PVSR Development

The Miracle of SVG

I’ve been doing the long, slow work of adding art to Heart of the Mountain, and started to come up against a problem that I’ve been anticipating for a while. The images were too damn big.

To account for retina-quality screens, images need to have a pretty high resolution even when they aren’t going to take up a lot of space on the screen. And since my characters, tiles, and cards can all be blown up pretty large at certain points in the game, I couldn’t fudge the size. So each image I created was somewhere between 200 and 300kb, even after optimization. On my huge, robust development machine, the browser was already showing signs of stress. On devices with more modest specs, the game would have crawled to a puttering halt once all these images were in there. I needed another way.

So instead of PNG, I’m switching as much as I can to SVG. Instead of a collection of pixels, my pictures are now going to be a small set of mathematical descriptions that will draw crisp, perfect images at any resolution, and at a tiny fraction of the size. As a bonus, they can even be embedded directly in the data for cards and tiles, so no additional roundtrip to load an external file.

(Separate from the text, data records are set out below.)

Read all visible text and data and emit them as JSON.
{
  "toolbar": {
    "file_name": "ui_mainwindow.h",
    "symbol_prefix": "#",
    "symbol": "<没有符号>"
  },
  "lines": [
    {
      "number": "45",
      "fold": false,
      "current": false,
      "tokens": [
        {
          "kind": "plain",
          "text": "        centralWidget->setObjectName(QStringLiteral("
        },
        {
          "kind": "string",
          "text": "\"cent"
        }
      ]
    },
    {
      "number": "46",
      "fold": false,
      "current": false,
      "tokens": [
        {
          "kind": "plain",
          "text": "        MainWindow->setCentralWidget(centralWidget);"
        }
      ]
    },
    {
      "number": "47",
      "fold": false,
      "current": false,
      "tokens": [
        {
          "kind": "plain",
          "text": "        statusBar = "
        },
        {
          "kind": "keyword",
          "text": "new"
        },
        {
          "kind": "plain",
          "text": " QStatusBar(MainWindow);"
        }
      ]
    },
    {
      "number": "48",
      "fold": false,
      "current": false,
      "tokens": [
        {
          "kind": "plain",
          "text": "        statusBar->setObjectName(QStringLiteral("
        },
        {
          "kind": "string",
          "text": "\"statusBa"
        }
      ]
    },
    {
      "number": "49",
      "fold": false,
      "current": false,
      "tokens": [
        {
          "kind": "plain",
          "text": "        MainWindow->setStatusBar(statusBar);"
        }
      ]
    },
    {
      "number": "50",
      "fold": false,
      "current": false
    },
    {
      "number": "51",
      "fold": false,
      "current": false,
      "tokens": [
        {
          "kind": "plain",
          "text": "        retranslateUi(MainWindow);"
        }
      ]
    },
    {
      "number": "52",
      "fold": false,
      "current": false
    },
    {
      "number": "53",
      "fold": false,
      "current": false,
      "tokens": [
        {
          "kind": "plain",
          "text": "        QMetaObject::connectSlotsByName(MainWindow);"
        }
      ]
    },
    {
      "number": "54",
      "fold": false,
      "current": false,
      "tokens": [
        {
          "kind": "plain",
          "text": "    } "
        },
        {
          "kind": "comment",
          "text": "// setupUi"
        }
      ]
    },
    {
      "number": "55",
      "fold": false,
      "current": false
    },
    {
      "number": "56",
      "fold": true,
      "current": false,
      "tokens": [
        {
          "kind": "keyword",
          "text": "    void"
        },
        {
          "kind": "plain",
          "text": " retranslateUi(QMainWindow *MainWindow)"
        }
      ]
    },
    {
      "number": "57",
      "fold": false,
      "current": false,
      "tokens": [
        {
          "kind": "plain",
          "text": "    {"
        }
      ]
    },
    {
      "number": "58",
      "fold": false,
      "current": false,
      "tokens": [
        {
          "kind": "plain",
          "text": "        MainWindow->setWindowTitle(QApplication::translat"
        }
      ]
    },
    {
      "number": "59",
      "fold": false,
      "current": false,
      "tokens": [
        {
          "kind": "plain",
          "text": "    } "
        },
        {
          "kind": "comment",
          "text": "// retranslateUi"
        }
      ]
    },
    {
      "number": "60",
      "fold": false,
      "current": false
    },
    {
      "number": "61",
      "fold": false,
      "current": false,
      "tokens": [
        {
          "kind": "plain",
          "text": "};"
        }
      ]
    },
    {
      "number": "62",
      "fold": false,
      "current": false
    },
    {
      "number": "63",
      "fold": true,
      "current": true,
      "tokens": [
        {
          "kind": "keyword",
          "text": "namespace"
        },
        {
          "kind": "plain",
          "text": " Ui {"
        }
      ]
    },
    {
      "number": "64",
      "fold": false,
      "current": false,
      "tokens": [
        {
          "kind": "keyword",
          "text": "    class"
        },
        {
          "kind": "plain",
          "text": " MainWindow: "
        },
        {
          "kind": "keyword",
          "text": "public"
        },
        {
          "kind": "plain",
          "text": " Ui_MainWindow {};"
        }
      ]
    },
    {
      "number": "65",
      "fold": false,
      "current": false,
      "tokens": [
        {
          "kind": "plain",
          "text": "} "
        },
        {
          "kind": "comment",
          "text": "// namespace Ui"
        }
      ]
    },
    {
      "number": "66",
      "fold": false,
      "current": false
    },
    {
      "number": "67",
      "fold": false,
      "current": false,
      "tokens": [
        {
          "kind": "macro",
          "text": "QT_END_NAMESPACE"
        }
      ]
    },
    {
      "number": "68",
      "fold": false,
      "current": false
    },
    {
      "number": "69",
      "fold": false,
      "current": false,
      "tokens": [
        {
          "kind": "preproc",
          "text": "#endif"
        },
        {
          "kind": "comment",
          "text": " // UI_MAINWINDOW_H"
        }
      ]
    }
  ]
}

Side-by-side comparison of a PNG tile with an SVG tile. Both have the same basic shape, but the SVG is a higher contrast, has more detail in the stone portions, and sharper lines.

Hand-drawn PNG on the left, SVG on the right

The PNG in the image above is 248kb, after every optimization I was able to throw at it. The SVG is a couple bytes over 1kb. (Technically, this is one PNG that combines screenshots of the original PNG and the SVG.)

Well, ok, that’s a little bit of a cheat. The stone texture is a separate SVG that will be applied to the entire board, and will show through the transparent portions of each individual tile. And that is far and away the largest SVG I have at this point: a whole 7kb. Theoretically I could have done a similar thing with the bitmap images and seen some savings that way. But it would never have come close to what I’m getting by switching over to SVG.

I've always sorta known that I would be doing this eventually. It was easier to use PNGs to get started, but I couldn't put it off any longer. As it is, re-"drawing" every tile in the game is going to take a while. I didn't want to wait until I finished the artwork for every card as well.

What’s the tradeoff? There has to be one, right? In this case it’s processing. Instead of displaying the pixels that are detailed in the image file, the device will need to compute each image. I’m keeping things as simple as I can, so hopefully that won’t end up being more than modern machines can handle. I may need to go back to that stone texture and simplify it some more, we’ll see. To get good looking images for things that are more complicated than tiles, there could be a lot of processing required…

So I’m definitely doing this for the tiles. I will most likely use it for items on cards. For traps and enemies? Not sure yet. For characters? I really don’t know. But even if I don’t end up replacing every image in the game, whatever savings I do make will be very welcome, and it just might end up being absolutely necessary for the final game to run at all.

In one other update, I’ve flipped the board over. As much as I became accustomed to starting at the bottom of the board and moving the top, it didn’t make sense thematically. You’re not climbing a mountain, you’re descending deeper into one. So now Base Camp is at the top of the board, the Heart of the Mountain is at the bottom. I’m… still getting used to it.